Asn and Gln were two endogenous sweat metabolites that differentiated confirmed CF cases from unaffected infants who were mainly identified as carriers having a single disease-causing CFTR mutation. To the best of our knowledge, no previous report has described a direct association between these conditionally essential and physiologically important amino acids and CF. Although lower levels of Gln have been found in circulating neutrophils in CF children compared to non-CF, no alterations were identified in plasma concentrations,[47] whereas Gln supplementation in CF patients produced no clear effect on markers of pulmonary inflammation.[48] Metabolite concentrations in sweat are dependent on solute partitioning during sweat production, including metabolites that are dependent on or independent of sweat rate, actively or passively transported from blood to sweat, or even generated within the sweat gland as part of its own metabolism.[49] Both Gln and Asn are cotransported by cationic/neutral amino acid transport systems that have been shown to be sodium and chloride dependent in human tissue[50] in order to maintain amino acid homeostasis given their myriad roles in regulating cell metabolism and function.[51] An earlier study in healthy men has indicated that amino acid excretion and/or duct reabsorption is compound-dependent, including Gln levels consistently lower in sweat compared to plasma with a mean fold-change of 33, whereas Asn concentrations were highly variable yet generally higher in sweat with a mean fold-change of 2.5.[52] More insight into the clinical significance of these metabolites in CF requires future studies involving collection of paired sweat and plasma samples from screen-positive infants. Our work suggests that disease-causing CFTR mutations that disrupt sodium and chloride reuptake in the sweat gland may also impair transport of these neutral amino acids, which were positively correlated with sweat chloride concentrations.

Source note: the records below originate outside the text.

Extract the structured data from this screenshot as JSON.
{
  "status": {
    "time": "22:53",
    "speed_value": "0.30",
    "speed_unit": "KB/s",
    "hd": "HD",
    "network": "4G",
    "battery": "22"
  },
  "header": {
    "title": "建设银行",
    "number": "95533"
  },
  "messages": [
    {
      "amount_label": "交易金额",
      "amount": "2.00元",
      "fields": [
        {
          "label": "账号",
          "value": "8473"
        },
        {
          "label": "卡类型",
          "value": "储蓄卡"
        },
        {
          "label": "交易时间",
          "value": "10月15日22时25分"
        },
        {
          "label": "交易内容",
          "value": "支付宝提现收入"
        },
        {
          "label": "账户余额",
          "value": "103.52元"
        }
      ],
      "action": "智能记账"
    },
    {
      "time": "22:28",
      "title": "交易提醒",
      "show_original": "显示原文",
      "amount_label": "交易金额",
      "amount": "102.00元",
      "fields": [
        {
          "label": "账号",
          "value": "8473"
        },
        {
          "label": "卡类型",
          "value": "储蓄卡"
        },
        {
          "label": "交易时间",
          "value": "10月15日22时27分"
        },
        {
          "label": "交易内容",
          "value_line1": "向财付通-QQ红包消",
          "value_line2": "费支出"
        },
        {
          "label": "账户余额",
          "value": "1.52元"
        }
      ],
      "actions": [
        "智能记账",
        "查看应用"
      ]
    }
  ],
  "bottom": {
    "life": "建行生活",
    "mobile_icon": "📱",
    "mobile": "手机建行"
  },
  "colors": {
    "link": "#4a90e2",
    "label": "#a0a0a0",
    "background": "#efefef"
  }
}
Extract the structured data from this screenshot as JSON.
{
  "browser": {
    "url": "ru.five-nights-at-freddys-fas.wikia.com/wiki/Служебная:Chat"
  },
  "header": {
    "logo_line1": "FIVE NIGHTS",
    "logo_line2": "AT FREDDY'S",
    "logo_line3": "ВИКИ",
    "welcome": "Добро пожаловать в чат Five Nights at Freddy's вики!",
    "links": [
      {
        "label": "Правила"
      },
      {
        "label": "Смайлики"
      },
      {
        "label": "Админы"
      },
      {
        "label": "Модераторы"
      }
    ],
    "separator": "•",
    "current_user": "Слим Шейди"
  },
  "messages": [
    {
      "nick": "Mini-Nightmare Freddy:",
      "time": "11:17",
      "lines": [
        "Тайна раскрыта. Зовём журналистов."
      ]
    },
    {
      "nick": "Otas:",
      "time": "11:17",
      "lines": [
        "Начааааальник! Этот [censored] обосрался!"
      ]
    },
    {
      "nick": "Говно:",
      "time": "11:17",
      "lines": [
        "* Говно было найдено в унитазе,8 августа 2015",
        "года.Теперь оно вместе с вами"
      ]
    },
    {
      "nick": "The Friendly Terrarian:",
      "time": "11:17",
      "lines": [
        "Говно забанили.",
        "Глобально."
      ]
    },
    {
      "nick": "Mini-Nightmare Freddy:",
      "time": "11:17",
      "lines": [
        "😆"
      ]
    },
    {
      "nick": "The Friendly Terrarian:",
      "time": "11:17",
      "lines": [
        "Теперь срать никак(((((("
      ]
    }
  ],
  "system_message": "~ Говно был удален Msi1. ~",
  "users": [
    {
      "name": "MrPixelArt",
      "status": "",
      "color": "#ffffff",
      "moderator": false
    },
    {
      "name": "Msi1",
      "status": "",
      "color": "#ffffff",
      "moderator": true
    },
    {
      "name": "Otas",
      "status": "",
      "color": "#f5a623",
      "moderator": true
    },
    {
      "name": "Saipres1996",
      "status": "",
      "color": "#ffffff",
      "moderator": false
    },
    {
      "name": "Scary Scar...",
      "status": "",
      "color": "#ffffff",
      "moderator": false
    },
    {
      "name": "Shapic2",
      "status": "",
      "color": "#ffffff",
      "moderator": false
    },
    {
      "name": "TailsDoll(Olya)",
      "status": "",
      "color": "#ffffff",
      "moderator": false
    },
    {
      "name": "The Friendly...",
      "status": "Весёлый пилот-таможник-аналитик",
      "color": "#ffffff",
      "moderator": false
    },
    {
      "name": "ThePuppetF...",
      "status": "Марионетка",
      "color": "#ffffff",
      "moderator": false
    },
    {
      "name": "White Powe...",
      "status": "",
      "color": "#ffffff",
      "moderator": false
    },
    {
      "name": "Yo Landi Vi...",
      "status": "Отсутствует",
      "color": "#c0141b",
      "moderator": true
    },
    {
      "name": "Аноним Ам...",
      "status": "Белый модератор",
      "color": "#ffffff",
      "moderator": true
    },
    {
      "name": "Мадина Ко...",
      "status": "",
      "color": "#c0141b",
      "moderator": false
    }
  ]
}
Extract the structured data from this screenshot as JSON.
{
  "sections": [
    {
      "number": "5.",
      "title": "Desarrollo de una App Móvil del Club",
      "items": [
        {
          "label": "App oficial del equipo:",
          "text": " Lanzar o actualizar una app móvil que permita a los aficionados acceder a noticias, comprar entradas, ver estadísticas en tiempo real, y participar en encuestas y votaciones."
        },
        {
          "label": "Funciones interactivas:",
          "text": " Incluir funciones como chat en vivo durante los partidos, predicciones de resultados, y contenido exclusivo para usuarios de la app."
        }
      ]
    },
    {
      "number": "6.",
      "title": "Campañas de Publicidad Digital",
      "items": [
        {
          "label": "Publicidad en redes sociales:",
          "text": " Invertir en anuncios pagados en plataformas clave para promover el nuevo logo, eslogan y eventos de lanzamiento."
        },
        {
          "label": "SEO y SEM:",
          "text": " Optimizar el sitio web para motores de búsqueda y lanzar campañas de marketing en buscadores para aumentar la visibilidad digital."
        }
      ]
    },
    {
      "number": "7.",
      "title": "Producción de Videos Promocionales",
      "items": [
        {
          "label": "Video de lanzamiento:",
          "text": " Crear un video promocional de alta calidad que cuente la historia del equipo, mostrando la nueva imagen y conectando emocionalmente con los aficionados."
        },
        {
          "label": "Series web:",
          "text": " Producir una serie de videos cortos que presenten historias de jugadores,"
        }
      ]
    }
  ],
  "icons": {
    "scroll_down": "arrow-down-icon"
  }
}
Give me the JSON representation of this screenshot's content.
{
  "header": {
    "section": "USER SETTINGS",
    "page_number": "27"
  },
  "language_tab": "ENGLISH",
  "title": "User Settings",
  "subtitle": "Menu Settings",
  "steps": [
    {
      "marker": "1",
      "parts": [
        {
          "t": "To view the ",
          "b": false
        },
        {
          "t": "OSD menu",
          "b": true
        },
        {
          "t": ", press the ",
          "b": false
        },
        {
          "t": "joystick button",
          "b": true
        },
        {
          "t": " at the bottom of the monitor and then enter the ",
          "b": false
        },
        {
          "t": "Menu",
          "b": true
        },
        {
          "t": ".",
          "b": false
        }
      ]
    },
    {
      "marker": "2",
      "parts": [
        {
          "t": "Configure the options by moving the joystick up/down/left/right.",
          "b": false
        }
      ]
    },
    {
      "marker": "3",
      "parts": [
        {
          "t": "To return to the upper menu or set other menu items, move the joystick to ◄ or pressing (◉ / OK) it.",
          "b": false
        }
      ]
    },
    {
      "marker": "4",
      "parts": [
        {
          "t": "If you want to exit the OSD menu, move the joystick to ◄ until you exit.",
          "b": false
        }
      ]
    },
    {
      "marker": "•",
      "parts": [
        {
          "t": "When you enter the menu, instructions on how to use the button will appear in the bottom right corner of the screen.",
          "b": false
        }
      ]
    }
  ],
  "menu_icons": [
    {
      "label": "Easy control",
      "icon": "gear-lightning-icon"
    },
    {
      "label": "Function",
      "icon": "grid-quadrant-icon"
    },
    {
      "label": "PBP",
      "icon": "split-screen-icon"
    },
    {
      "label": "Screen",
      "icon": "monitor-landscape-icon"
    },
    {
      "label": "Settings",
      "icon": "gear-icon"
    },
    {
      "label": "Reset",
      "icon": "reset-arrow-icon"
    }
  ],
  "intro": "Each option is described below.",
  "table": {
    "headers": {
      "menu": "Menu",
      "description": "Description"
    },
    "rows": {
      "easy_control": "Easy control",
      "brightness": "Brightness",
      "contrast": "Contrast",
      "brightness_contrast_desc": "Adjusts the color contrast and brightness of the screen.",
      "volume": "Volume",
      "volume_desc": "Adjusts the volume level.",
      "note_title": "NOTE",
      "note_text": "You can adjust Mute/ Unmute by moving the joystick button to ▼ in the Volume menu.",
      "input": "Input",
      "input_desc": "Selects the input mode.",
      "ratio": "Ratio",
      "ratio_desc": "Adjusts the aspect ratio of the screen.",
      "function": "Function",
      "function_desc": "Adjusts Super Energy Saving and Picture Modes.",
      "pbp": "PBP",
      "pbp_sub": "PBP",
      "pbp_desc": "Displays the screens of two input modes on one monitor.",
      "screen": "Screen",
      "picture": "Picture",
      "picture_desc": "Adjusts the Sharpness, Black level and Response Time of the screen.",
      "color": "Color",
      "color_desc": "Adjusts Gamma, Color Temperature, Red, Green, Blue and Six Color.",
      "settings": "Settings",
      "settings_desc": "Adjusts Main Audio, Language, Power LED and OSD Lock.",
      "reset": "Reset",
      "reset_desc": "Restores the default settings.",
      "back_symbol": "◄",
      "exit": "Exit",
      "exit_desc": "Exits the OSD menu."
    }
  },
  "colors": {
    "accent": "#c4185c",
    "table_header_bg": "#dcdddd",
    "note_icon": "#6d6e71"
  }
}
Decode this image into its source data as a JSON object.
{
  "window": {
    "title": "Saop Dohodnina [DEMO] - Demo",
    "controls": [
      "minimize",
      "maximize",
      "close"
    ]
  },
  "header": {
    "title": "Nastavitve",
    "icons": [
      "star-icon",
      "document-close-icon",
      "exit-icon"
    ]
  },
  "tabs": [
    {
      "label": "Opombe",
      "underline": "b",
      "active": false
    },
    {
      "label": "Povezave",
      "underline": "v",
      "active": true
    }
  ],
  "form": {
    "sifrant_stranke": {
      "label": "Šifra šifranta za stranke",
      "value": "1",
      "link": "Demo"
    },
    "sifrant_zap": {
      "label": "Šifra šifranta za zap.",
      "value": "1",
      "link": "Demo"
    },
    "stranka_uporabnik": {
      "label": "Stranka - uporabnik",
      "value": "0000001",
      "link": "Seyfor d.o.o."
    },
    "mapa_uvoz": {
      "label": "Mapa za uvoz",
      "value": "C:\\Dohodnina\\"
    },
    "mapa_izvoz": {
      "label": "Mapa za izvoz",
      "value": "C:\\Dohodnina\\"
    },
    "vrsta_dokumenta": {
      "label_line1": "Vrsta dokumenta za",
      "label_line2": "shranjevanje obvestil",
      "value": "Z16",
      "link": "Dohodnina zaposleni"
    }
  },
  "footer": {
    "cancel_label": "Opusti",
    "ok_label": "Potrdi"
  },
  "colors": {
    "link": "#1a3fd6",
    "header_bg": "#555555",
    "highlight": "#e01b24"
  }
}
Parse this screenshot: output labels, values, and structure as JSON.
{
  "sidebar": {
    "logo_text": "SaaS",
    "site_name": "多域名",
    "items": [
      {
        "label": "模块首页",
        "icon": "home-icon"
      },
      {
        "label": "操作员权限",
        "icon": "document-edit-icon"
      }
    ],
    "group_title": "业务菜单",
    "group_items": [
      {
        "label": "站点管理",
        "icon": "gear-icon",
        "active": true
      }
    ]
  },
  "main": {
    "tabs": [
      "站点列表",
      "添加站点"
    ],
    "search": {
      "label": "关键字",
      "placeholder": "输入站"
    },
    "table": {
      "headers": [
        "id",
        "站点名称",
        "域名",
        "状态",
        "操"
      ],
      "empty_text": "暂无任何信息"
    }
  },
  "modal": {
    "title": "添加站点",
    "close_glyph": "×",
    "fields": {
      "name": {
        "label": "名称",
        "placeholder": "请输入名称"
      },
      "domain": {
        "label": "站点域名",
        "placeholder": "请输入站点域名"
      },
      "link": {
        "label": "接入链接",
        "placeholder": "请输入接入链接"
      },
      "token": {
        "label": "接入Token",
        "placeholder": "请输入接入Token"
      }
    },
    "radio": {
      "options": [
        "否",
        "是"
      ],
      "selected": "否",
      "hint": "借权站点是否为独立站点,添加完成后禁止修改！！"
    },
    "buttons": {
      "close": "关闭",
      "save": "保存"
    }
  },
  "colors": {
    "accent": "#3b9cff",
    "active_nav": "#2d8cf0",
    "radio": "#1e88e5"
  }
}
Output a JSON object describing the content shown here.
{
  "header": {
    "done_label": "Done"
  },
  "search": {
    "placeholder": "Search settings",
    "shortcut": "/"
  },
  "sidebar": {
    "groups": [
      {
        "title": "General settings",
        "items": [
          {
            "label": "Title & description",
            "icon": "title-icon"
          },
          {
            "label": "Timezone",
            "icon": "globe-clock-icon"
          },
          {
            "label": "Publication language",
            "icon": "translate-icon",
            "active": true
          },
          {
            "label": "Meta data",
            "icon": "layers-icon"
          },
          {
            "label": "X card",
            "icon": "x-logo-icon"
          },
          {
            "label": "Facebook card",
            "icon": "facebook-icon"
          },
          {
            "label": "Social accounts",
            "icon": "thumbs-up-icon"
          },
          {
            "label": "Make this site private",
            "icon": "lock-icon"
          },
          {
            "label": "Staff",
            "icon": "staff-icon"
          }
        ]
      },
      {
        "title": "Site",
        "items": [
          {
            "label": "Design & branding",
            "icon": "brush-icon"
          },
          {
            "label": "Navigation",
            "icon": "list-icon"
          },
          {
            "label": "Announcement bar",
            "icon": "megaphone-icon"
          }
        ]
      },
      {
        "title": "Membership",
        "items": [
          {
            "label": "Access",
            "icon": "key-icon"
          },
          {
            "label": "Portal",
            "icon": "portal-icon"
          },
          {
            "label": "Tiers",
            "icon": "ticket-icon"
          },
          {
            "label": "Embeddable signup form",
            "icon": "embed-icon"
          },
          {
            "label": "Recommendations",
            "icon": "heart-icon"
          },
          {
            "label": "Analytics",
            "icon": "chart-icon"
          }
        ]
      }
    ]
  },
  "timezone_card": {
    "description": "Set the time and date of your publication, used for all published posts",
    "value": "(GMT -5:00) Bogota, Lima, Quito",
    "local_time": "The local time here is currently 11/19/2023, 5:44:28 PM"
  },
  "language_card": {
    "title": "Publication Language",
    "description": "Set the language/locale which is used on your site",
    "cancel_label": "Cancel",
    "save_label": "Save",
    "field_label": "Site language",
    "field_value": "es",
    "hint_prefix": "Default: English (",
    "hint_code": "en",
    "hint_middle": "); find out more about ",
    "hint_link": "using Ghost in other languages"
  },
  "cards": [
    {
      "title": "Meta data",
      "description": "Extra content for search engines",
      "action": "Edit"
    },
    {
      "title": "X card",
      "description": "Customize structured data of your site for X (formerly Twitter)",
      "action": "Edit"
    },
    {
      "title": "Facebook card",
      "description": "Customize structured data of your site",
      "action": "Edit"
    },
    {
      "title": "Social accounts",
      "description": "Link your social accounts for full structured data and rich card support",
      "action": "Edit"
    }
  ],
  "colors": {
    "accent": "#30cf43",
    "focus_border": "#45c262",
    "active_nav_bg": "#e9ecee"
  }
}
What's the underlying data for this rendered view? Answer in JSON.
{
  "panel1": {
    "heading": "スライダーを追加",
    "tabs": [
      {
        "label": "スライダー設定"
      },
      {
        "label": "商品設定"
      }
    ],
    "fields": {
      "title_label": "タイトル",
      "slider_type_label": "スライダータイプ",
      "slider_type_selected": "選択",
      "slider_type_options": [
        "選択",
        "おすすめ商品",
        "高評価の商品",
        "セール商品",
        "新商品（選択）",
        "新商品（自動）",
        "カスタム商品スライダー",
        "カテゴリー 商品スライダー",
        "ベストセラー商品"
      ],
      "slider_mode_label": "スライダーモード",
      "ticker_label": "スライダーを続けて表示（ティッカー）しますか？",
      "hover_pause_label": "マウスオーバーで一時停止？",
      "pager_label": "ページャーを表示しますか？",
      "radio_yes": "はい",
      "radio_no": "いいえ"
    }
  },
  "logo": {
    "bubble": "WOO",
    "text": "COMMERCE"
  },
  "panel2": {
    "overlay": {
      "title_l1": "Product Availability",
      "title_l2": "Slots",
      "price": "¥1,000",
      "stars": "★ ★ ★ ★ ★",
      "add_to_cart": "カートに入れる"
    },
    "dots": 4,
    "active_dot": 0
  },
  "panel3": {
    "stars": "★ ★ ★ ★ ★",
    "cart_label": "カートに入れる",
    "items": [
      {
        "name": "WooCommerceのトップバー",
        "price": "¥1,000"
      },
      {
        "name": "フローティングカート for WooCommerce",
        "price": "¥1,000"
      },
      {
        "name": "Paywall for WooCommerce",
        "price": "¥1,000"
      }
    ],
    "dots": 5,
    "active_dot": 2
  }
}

In summary, nontargeted metabolite profiling of sweat samples from CF affected and nonaffected infants identified by newborn screening revealed the presence of several discriminating metabolites (AUC > 0.75) associated with CF infants that are complementary to sweat chloride testing. Impaired chloride conduction in CF may impact transport of other nutrients that are also regulated by these same electrolytes in the sweat gland, such as Asn and Gln. Importantly, we demonstrate a potential association between CF disease status and sweat excretion of PA and MEHP that are largely generated in vivo following sweat stimulation by pilocarpine and environmental exposure to DHEP, respectively. These two exogenous compounds were strongly correlated in sweat and likely associated with a deficiency in paraoxanase activity in affected CF infants that is an arylesterase/lactonase mediating lipid metabolism, inflammation, and bacterial biofilm formation relevant to persistent lung infections later in life. Study limitations included a small sample size in the case of CF affected infants without an independent hold-out test cohort for further validation. However, we adopted a rigorous data filtering approach using a validated methodology[53] while correcting for multiple hypothesis testing, batch correction, and sampling bias/background contamination to reduce false discoveries when comparing results to a screen-positive yet unaffected CF infant group as control with sweat samples collected independently from two different hospital sites. Future work is planned to evaluate sweat metabolites within a larger multicenter cohort, including determination of reference levels for sweat metabolites and cutoff limits for biomarker candidates. Sweat metabolites that can predict disease progression among screen-positive infants having an ambiguous/intermediate sweat chloride test result will also be examined within a prospective study. This study demonstrates the rich information content derived from human sweat, which can reveal mechanisms in disease pathophysiology in CF beyond defective chloride transport, as well as differential responsivity to drug administration and lifelong chemical exposures. Sweat metabolomic studies can also identify new molecular targets for therapeutic intervention in precision medicine in order to elicit positive clinical outcomes for responsive CF patients especially when introduced early in life.